В год начала войны, которая в то время мнилась неким неудобством, каковое вскорости минет, Оленька таки вышла замуж, выбравши в супруги молодого и нищего офицера. Петюня конкурента принял с прохладцею, привык полагать миллионы Михайло Илларионовича своими. Однако истинная вражда разгореться не успела: офицер отбыл на фронт, где и погиб героической смертью.

Поплакав от души, Оленька примерила черный вдовий наряд. А заодно уж объявила о том, что пребывает в положении. Родила она с некоторою задержкой, каковая, будь супруг жив, заставила бы его усомниться в том, что именно он является отцом ребенка. Но Михайло Илларионович, крепко сдавший – подкосила его сухотка, подцепленная на фабрике, – в подобные тонкости не вникал и внучке второй радовался искренне.

– В тебя пошла, – говорил он Оленьке. Девочка и вправду была светловолоса и синеглаза, красива той карамельной розовой красотой, которая свойственна многим младенцам.

Оленька кивала. Радовалась.

Правда, одно ее радости мешало: сестрица, которая к появлению младенца отнеслась с прохладцей, глянула только и бросила:

– Вот, значит, как… вам бы и вправду пожениться.
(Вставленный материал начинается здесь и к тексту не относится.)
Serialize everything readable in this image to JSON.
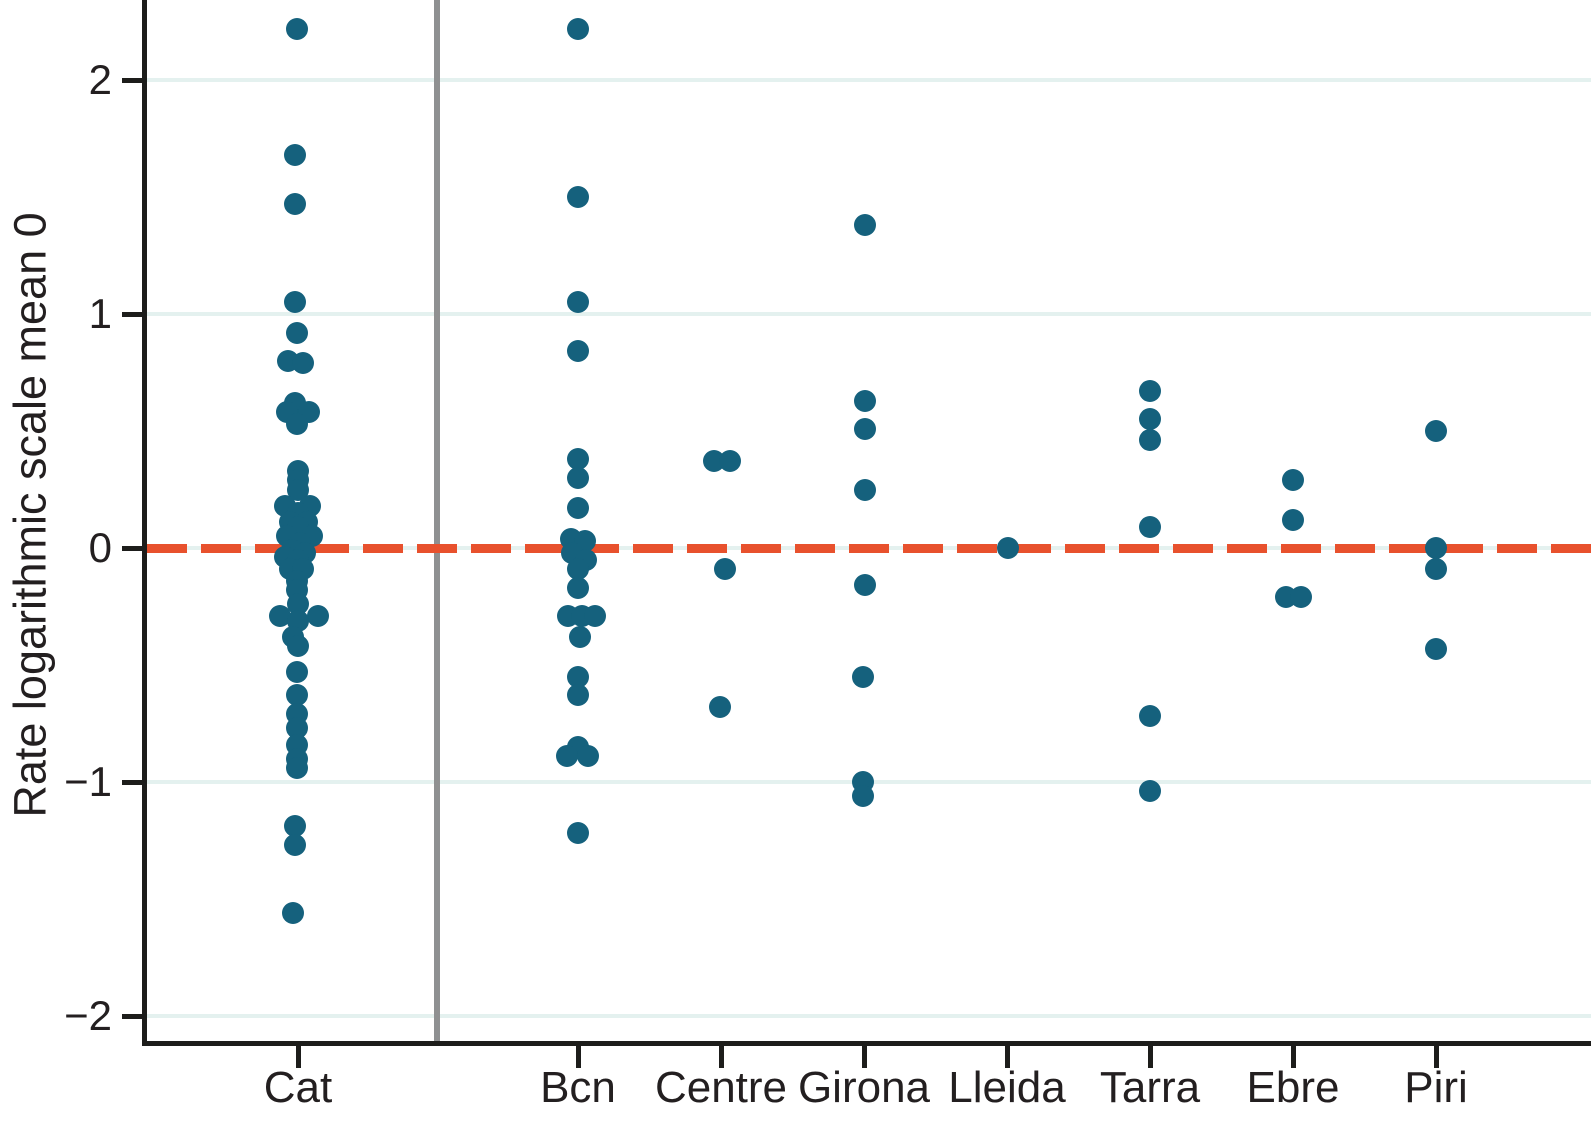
{
  "chart_data": {
    "type": "scatter",
    "title": "",
    "xlabel": "",
    "ylabel": "Rate logarithmic scale mean 0",
    "ylim": [
      -2.11,
      2.34
    ],
    "yticks": [
      -2,
      -1,
      0,
      1,
      2
    ],
    "ytick_labels": [
      "−2",
      "−1",
      "0",
      "1",
      "2"
    ],
    "grid": "horizontal gridlines at each y tick",
    "legend": "none",
    "reference_line": {
      "y": 0,
      "style": "dashed",
      "color": "#e8512d"
    },
    "separator_line": {
      "between": [
        "Cat",
        "Bcn"
      ],
      "orientation": "vertical",
      "color": "#8f9091"
    },
    "categories": [
      "Cat",
      "Bcn",
      "Centre",
      "Girona",
      "Lleida",
      "Tarra",
      "Ebre",
      "Piri"
    ],
    "point_format": "[value, x_jitter_px]",
    "series": [
      {
        "name": "Cat",
        "points": [
          [
            2.22,
            -1
          ],
          [
            1.68,
            -3
          ],
          [
            1.47,
            -3
          ],
          [
            1.05,
            -3
          ],
          [
            0.92,
            -1
          ],
          [
            0.8,
            -10
          ],
          [
            0.79,
            5
          ],
          [
            0.62,
            -3
          ],
          [
            0.58,
            -11
          ],
          [
            0.58,
            11
          ],
          [
            0.53,
            -1
          ],
          [
            0.33,
            0
          ],
          [
            0.29,
            0
          ],
          [
            0.25,
            0
          ],
          [
            0.18,
            -13
          ],
          [
            0.18,
            12
          ],
          [
            0.15,
            0
          ],
          [
            0.11,
            -8
          ],
          [
            0.11,
            9
          ],
          [
            0.09,
            0
          ],
          [
            0.05,
            -11
          ],
          [
            0.05,
            14
          ],
          [
            0.02,
            2
          ],
          [
            -0.01,
            -6
          ],
          [
            -0.02,
            7
          ],
          [
            -0.04,
            -13
          ],
          [
            -0.05,
            0
          ],
          [
            -0.09,
            -8
          ],
          [
            -0.09,
            5
          ],
          [
            -0.14,
            -1
          ],
          [
            -0.18,
            -1
          ],
          [
            -0.24,
            0
          ],
          [
            -0.29,
            -18
          ],
          [
            -0.29,
            20
          ],
          [
            -0.31,
            0
          ],
          [
            -0.38,
            -5
          ],
          [
            -0.42,
            0
          ],
          [
            -0.53,
            -1
          ],
          [
            -0.63,
            -1
          ],
          [
            -0.71,
            -1
          ],
          [
            -0.77,
            -1
          ],
          [
            -0.84,
            -1
          ],
          [
            -0.9,
            -1
          ],
          [
            -0.94,
            -1
          ],
          [
            -1.19,
            -3
          ],
          [
            -1.27,
            -3
          ],
          [
            -1.56,
            -5
          ]
        ]
      },
      {
        "name": "Bcn",
        "points": [
          [
            2.22,
            0
          ],
          [
            1.5,
            0
          ],
          [
            1.05,
            0
          ],
          [
            0.84,
            0
          ],
          [
            0.38,
            0
          ],
          [
            0.3,
            0
          ],
          [
            0.17,
            0
          ],
          [
            0.04,
            -7
          ],
          [
            0.03,
            7
          ],
          [
            -0.02,
            -6
          ],
          [
            -0.05,
            8
          ],
          [
            -0.09,
            0
          ],
          [
            -0.17,
            0
          ],
          [
            -0.29,
            -10
          ],
          [
            -0.29,
            4
          ],
          [
            -0.29,
            17
          ],
          [
            -0.38,
            2
          ],
          [
            -0.55,
            0
          ],
          [
            -0.63,
            0
          ],
          [
            -0.85,
            0
          ],
          [
            -0.89,
            -11
          ],
          [
            -0.89,
            10
          ],
          [
            -1.22,
            0
          ]
        ]
      },
      {
        "name": "Centre",
        "points": [
          [
            0.37,
            -7
          ],
          [
            0.37,
            9
          ],
          [
            -0.09,
            4
          ],
          [
            -0.68,
            -1
          ]
        ]
      },
      {
        "name": "Girona",
        "points": [
          [
            1.38,
            1
          ],
          [
            0.63,
            1
          ],
          [
            0.51,
            1
          ],
          [
            0.25,
            1
          ],
          [
            -0.16,
            1
          ],
          [
            -0.55,
            -1
          ],
          [
            -1.0,
            -1
          ],
          [
            -1.06,
            -1
          ]
        ]
      },
      {
        "name": "Lleida",
        "points": [
          [
            0.0,
            1
          ]
        ]
      },
      {
        "name": "Tarra",
        "points": [
          [
            0.67,
            0
          ],
          [
            0.55,
            0
          ],
          [
            0.46,
            0
          ],
          [
            0.09,
            0
          ],
          [
            -0.72,
            0
          ],
          [
            -1.04,
            0
          ]
        ]
      },
      {
        "name": "Ebre",
        "points": [
          [
            0.29,
            0
          ],
          [
            0.12,
            0
          ],
          [
            -0.21,
            -7
          ],
          [
            -0.21,
            8
          ]
        ]
      },
      {
        "name": "Piri",
        "points": [
          [
            0.5,
            0
          ],
          [
            0.0,
            0
          ],
          [
            -0.09,
            0
          ],
          [
            -0.43,
            0
          ]
        ]
      }
    ],
    "colors": {
      "dot": "#15617d",
      "reference_line": "#e8512d",
      "grid": "#e4f1ef",
      "axis": "#1d1d1b",
      "separator": "#8f9091",
      "text": "#231f20",
      "background": "#ffffff"
    }
  }
}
Эта мысль, высказанная Надькой вслух, не отпускала и саму Оленьку, заставляя сочинять картины будущей счастливой жизни. Вот если бы не отец, а Надька заболела… и преставилась. Тогда Петюня, овдовев, всенепременно на Оленьке бы женился.

Он и сам думал о том же, все чаще поглядывая на женщину, которая лишь числилась его супругой, с откровенным неудовольствием, если не сказать – с ненавистью. И всем-то она была нехороша. Некрасива, горделива, преисполнена презрения к нему, который – Петюня уже искренне в это верил – спас ее от тюрьмы и каторги. Ко всему дочь свою, Софией названную, она любила безмерно, и в этой любви Петюне вновь же виделось оскорбление.

Ольга дочь свою назвала Анной и стала заговаривать о том, что если бы родился сын, то…

От разговоров Петюня отмахивался. К младенцам он относился с полнейшим равнодушием, куда более беспокоили его семейные дела, управление которыми ему перепоручил Михайло Илларионович.

Преставился он зимою проклятого семнадцатого года, в семейном имении, куда уехал, когда в Петербурге началась смута. Хоронили на старом деревенском кладбище, и Петюня произнес над телом тестя красивые слова, почти искренние, поскольку этого сурового человека он и вправду уважал. А еще был благодарен ему за немалое состояние.

Впрочем, Петюня не знал, что состоянию этому осталось недолго. Оно сгорело в пламени революции, едва не унеся на костре Петюню с его семейством. И лишенный что фабрик, что заводов, что банковских счетов, Петюня вдруг оказался в петербуржском особняке, который сделали многоквартирным домом, оставив ему какие-то две комнатушки. И до того тесно, бедно и холодно было в этих комнатушках, что вспомнился Петюне давешний клоповник.

Оленька плакала. Дочь ее тоже плакала… И от слез этих Петюня не знал, куда деваться.

– Это все ты! – Она быстро нашла ту, кого полагала виновной в собственных бедах. И пусть бы в том не имелось смысла, но Оленьке настоятельно требовался кто-то, кого можно было бы обвинить. – Из-за тебя все!

– Что? – Наденька к истерикам сестрицы относилась спокойно.

– Все!

– И война?

– И война!

– И революция?

Оленька срывалась на крик, а Петюня не мешал.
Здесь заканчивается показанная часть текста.